We have a vaccine. This is the best news I have heard in ages. It will hopefully mean that I can go to visit my father in the care home without having to shout through a window again and I can go back to travelling the UK to do stand-up.

When the pandemic is over I might keep the mask. I have learned to keep my eyes looking like they are smiling while I can gurn on the lower half and no one can tell.

The UK is the first country to approve a vaccine. This led to MP Gavin Williamson saying that we’re better than other countries.

We may well be, but not because we’re good at paperwork. Just because you do something fast doesn’t mean you’re the best. A lot of people read his comments and felt sorry for Mrs Williamson.

Just when I was thinking that nothing could spoil the good vaccine news along came the anti-vaxxers. It’s a curious mindset. I’m convinced that if the Titanic disaster was to happen now there’d be a group of people on the ship who identify as anti-life-boaters.

I see how it’s enticing to feel that you know more than the experts without the study. I know how it can happen. I have watched all the series of House and started to feel like I was a doctor, but I’m not.

It is a mixture of issues that has caused such a large movement against vaccination. Most of us haven’t lived in an era where we saw the effects of things like measles or smallpox. It’s the paradox of a good vaccination campaign; the better it works the less people will notice it.
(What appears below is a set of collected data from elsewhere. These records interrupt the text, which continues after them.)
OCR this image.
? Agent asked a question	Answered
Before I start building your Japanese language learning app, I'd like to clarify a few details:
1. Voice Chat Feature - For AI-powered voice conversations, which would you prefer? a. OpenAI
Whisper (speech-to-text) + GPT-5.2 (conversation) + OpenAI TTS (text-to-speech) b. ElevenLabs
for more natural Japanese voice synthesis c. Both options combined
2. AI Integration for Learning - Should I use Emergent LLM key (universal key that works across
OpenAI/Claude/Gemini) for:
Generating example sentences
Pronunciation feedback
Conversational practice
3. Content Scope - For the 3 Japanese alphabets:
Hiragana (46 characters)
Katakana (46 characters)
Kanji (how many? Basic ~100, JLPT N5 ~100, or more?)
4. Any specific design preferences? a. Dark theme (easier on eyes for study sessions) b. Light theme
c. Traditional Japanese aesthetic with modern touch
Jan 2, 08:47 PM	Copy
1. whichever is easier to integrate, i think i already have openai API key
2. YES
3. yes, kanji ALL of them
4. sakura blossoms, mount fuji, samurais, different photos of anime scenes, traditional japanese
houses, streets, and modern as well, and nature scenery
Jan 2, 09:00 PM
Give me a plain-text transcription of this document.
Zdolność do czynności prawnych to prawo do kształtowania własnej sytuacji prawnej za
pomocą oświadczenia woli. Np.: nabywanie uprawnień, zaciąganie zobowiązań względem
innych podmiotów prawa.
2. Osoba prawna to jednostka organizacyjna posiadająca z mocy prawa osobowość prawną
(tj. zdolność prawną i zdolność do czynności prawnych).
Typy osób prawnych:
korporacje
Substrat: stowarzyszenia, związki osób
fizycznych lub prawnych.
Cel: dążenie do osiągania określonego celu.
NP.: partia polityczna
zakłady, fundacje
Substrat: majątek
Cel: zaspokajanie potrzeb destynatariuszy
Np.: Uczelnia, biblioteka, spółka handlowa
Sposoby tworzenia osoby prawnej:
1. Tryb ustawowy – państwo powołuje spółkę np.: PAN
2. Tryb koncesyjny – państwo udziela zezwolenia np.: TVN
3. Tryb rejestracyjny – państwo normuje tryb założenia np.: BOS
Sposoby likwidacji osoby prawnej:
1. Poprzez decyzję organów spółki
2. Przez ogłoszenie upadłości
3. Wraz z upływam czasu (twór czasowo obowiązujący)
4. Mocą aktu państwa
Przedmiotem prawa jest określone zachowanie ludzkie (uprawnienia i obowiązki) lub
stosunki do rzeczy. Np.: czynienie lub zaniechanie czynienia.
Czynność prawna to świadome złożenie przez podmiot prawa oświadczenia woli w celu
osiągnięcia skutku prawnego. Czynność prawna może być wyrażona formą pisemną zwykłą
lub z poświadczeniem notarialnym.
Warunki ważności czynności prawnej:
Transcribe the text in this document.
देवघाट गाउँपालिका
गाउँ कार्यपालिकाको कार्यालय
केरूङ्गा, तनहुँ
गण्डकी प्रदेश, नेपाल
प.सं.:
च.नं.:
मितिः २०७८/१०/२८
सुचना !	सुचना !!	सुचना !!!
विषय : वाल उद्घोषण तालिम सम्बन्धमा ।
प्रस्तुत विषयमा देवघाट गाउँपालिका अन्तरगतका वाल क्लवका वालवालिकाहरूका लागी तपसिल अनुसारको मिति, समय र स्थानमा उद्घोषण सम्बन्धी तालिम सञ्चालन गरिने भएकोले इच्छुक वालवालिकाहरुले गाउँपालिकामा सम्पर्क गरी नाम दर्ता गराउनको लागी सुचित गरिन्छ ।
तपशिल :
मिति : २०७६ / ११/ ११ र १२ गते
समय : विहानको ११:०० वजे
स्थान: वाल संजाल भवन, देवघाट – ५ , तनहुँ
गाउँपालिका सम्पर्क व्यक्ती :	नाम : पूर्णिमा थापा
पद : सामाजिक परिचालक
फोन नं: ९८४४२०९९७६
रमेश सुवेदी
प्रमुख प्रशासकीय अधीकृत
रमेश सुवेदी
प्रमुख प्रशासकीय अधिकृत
The internet has made it possible for any idea to seem as valid as actual science. I might start a conspiracy theory that the virus was created by Zanussi. Why else would we have a vaccine that has to be stored at -70°C?

When so many scientists are saying that vaccines work but one scientist disagrees, the anti-vaxxers think that proves their point. If I am on stage and no one in the audience laughs at a joke apart from just one guy sat at the back, that doesn’t mean that guy in right.

The little pro-vaccine tweets I have recently made have attracted some angry replies. I know I could stop posting such things but I think it’s better that anti-vaxxers get annoyed at little tweets from me so that they can build up a tolerance for when they meet me in real life. If only there was a way of describing that principle.